In a recent column, Still highlighted state-level efforts to get ahead of the rapidly evolving artificial intelligence industry, noting about 400 bills have been introduced or enacted around the country. While California alone has about 50 AI-related bills under consideration, he says Wisconsin may be among the states taking a “more deliberate” path to regulating the technology.

“Delaware plans to create a bipartisan commission with both public and private members to recommend regulatory paths, and Wisconsin appears to be doing much the same,” he wrote. “Through the Legislative Council, a non-partisan service arm of the Wisconsin Legislature since 1947, a study committee has been established.”

The committee is charged with reviewing uses of AI and making recommendations for its use and development, including its potential application in “disinformation and artificial imagery” and other high-risk uses, Still noted, though “high-risk” has yet to be defined in this context.

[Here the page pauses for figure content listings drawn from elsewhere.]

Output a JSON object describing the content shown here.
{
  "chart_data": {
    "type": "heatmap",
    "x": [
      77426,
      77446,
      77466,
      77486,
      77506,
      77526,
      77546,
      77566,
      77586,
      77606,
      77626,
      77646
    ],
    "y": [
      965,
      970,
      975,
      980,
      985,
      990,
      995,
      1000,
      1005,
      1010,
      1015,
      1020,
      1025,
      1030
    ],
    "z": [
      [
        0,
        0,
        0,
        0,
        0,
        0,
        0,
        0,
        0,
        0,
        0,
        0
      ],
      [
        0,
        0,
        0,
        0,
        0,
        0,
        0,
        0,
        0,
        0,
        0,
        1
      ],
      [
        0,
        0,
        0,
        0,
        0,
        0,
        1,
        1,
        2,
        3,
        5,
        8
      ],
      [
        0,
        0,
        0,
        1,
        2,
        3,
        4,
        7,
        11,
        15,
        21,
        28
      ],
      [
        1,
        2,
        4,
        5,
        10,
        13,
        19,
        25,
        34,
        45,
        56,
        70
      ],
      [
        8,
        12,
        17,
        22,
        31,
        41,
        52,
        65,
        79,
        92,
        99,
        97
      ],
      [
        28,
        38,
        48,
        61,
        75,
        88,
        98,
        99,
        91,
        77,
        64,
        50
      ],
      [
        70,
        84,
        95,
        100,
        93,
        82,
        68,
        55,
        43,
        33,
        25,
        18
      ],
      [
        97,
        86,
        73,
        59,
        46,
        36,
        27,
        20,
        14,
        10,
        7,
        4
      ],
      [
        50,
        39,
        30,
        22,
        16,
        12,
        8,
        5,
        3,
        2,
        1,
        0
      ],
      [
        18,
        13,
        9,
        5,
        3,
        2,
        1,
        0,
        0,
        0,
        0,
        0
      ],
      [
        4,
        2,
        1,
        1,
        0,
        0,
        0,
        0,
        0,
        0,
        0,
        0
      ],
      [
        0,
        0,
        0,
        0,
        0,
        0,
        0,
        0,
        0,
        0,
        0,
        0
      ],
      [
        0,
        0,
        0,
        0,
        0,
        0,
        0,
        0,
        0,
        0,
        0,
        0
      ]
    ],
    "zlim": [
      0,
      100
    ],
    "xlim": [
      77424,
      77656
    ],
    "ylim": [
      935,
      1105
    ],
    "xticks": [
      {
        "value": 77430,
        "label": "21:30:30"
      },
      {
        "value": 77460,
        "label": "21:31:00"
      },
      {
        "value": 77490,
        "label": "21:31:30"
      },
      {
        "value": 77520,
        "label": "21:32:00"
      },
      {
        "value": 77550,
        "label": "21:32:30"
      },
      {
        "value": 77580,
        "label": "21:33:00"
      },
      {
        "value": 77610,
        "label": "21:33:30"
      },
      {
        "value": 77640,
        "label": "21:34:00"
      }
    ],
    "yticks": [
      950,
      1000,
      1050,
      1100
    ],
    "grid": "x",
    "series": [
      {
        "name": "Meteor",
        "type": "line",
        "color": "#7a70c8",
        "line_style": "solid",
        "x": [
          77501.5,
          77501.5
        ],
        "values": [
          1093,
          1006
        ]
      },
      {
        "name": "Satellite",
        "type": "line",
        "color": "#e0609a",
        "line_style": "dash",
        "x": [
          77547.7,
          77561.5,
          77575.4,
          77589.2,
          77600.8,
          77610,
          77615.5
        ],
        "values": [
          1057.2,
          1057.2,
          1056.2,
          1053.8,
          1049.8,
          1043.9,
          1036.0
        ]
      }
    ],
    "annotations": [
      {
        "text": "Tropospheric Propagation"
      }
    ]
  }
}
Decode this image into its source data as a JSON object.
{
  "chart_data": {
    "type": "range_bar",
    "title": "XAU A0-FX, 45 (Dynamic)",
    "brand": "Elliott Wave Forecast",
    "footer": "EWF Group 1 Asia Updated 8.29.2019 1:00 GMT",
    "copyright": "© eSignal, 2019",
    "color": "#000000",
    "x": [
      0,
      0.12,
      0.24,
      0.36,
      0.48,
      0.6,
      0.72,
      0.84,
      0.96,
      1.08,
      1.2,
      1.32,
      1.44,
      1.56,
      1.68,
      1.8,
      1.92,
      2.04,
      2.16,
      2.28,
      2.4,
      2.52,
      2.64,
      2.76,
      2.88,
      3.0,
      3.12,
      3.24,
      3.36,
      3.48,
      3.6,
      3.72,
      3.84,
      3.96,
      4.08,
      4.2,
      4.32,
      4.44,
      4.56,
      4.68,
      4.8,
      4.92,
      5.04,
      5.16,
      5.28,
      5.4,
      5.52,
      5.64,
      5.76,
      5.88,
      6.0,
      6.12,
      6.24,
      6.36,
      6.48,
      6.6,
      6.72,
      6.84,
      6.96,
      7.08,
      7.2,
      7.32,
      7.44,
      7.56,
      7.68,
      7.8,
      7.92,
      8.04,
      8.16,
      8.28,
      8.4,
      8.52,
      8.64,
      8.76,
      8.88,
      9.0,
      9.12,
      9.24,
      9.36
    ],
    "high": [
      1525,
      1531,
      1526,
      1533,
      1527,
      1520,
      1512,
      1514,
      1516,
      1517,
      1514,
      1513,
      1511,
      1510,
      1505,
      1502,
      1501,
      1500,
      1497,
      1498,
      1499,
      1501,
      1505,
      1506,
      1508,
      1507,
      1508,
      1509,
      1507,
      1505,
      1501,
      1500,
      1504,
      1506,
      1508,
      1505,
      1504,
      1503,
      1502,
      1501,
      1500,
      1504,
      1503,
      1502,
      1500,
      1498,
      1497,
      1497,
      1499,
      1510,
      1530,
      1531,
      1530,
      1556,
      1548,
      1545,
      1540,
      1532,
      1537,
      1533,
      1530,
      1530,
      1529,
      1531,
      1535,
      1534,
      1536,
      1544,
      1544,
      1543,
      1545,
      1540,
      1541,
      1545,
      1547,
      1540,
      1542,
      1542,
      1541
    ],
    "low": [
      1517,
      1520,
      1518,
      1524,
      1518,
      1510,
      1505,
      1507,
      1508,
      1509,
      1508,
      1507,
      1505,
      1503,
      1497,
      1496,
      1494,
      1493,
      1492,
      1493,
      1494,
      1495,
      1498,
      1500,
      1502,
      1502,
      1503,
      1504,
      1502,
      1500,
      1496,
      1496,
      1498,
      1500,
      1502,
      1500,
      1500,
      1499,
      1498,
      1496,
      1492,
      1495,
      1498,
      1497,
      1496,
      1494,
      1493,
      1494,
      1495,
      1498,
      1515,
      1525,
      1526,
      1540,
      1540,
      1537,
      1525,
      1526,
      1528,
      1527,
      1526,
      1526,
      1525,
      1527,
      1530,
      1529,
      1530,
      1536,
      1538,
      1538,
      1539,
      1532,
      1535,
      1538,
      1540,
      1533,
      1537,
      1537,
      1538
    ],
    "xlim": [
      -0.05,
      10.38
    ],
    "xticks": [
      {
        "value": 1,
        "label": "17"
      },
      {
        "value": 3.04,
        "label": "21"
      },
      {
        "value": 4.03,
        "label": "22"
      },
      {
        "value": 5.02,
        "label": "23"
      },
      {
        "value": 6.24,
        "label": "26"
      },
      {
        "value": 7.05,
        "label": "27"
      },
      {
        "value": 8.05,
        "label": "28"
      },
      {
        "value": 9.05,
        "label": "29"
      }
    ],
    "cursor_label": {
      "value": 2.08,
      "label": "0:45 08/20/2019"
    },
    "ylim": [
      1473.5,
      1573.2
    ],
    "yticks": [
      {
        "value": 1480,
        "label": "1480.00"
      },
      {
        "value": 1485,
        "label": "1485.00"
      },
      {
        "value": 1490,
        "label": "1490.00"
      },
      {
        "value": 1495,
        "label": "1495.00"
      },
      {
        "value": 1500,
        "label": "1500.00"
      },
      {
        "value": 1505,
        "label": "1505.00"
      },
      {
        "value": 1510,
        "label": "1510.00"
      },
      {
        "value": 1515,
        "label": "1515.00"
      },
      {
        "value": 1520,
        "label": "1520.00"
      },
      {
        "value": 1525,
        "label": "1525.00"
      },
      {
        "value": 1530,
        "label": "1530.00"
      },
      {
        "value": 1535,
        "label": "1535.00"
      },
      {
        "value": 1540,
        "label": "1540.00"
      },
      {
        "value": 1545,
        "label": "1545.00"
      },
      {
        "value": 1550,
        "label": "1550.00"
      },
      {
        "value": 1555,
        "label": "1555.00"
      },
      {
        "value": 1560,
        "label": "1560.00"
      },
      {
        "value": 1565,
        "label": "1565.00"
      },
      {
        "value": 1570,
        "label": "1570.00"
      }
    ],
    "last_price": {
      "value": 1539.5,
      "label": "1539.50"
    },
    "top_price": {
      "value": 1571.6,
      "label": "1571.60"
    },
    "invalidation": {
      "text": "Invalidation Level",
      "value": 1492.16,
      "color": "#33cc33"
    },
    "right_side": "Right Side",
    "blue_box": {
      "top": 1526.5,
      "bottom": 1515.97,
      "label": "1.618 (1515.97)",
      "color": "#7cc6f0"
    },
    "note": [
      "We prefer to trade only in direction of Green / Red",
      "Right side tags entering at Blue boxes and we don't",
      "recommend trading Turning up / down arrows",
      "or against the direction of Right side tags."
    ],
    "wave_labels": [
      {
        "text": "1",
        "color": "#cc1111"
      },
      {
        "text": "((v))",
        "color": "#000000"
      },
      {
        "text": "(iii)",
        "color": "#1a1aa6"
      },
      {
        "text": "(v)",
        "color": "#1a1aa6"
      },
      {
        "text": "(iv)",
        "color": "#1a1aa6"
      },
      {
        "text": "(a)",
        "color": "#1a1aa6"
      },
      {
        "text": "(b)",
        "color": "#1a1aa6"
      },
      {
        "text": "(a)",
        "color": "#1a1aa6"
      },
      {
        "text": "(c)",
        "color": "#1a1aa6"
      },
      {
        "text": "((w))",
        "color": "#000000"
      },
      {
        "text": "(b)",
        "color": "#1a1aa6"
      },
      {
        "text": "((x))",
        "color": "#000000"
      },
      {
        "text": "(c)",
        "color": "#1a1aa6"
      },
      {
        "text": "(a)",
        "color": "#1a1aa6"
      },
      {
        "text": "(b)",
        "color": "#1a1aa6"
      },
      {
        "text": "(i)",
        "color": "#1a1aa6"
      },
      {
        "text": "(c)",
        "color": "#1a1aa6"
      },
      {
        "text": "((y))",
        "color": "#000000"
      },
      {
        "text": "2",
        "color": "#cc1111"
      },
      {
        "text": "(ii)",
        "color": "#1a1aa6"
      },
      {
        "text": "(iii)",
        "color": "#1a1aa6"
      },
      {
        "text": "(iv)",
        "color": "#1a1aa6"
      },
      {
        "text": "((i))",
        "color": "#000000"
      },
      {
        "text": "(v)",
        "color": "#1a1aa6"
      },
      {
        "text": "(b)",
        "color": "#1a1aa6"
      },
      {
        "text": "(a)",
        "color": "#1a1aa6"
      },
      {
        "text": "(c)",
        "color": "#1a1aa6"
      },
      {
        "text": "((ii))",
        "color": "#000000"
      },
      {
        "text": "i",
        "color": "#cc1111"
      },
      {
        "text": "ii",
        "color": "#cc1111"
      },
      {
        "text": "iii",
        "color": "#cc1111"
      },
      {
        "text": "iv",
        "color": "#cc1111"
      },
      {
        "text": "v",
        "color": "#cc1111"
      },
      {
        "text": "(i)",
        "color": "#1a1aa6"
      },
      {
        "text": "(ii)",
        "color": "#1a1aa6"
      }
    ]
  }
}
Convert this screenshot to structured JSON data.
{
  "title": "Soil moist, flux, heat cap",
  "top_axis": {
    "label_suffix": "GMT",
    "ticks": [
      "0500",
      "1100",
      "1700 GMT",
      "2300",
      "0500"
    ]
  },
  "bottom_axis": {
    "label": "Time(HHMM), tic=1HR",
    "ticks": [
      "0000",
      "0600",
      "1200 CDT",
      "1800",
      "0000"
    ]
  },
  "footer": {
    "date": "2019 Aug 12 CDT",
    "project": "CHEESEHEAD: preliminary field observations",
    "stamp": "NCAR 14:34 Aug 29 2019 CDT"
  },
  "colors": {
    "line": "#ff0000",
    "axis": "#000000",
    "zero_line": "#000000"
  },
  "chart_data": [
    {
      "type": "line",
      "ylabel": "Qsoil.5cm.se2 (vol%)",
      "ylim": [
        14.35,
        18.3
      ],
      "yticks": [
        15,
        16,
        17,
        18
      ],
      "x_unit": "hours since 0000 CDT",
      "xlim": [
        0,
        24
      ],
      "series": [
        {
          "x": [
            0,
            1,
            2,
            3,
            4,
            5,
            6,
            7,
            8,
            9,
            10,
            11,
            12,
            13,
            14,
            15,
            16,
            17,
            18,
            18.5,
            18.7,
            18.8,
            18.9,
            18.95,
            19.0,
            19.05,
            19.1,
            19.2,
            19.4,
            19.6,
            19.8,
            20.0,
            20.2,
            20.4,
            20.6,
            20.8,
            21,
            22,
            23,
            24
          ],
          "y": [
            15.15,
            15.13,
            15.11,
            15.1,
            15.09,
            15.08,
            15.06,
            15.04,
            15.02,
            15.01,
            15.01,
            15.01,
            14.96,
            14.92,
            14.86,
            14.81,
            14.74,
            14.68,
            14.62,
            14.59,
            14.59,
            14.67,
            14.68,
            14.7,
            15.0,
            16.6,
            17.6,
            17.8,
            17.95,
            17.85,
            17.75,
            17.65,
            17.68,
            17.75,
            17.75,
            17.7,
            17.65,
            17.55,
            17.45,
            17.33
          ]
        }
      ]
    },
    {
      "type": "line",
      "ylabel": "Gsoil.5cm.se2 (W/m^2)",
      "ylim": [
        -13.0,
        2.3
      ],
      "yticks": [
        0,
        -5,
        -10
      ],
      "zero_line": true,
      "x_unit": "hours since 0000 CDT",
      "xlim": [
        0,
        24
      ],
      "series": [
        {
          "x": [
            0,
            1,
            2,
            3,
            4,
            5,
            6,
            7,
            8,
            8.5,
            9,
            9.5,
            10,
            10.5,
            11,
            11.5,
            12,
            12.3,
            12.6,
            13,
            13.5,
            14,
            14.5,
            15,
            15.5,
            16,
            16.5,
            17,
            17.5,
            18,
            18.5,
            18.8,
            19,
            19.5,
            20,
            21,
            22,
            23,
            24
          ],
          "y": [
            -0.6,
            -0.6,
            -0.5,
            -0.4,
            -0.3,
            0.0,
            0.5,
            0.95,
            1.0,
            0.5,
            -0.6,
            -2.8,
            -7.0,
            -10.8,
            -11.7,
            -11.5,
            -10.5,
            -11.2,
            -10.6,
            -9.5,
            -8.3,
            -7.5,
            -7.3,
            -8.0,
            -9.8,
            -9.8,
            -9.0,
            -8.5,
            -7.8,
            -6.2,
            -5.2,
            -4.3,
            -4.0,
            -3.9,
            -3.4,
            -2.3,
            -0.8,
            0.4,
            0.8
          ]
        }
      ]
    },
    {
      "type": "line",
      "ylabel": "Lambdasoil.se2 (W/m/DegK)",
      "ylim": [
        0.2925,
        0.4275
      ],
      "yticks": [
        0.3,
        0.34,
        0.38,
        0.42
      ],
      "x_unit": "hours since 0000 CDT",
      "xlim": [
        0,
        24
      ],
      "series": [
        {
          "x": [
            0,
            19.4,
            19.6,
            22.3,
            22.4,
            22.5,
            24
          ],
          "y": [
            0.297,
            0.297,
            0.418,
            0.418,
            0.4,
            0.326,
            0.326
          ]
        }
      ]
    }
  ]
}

Wisconsin also has several other designated AI committees: the 2023 Assembly Speaker’s Task Force on Artificial Intelligence, which held a series of public hearings on the topic; and the Governor’s Task Force on Workforce and Artificial Intelligence, which is set to deliver its final action plan in July.

“Nvidia and other innovators have proven the market has embraced AI, a tech-blue genie that cannot be crammed back into the bottle,” he wrote. “The trick will be adopting regulations that don’t shut down legitimate needs and opportunities while keeping deep fakes, disinformation and privacy breaches at a minimum.”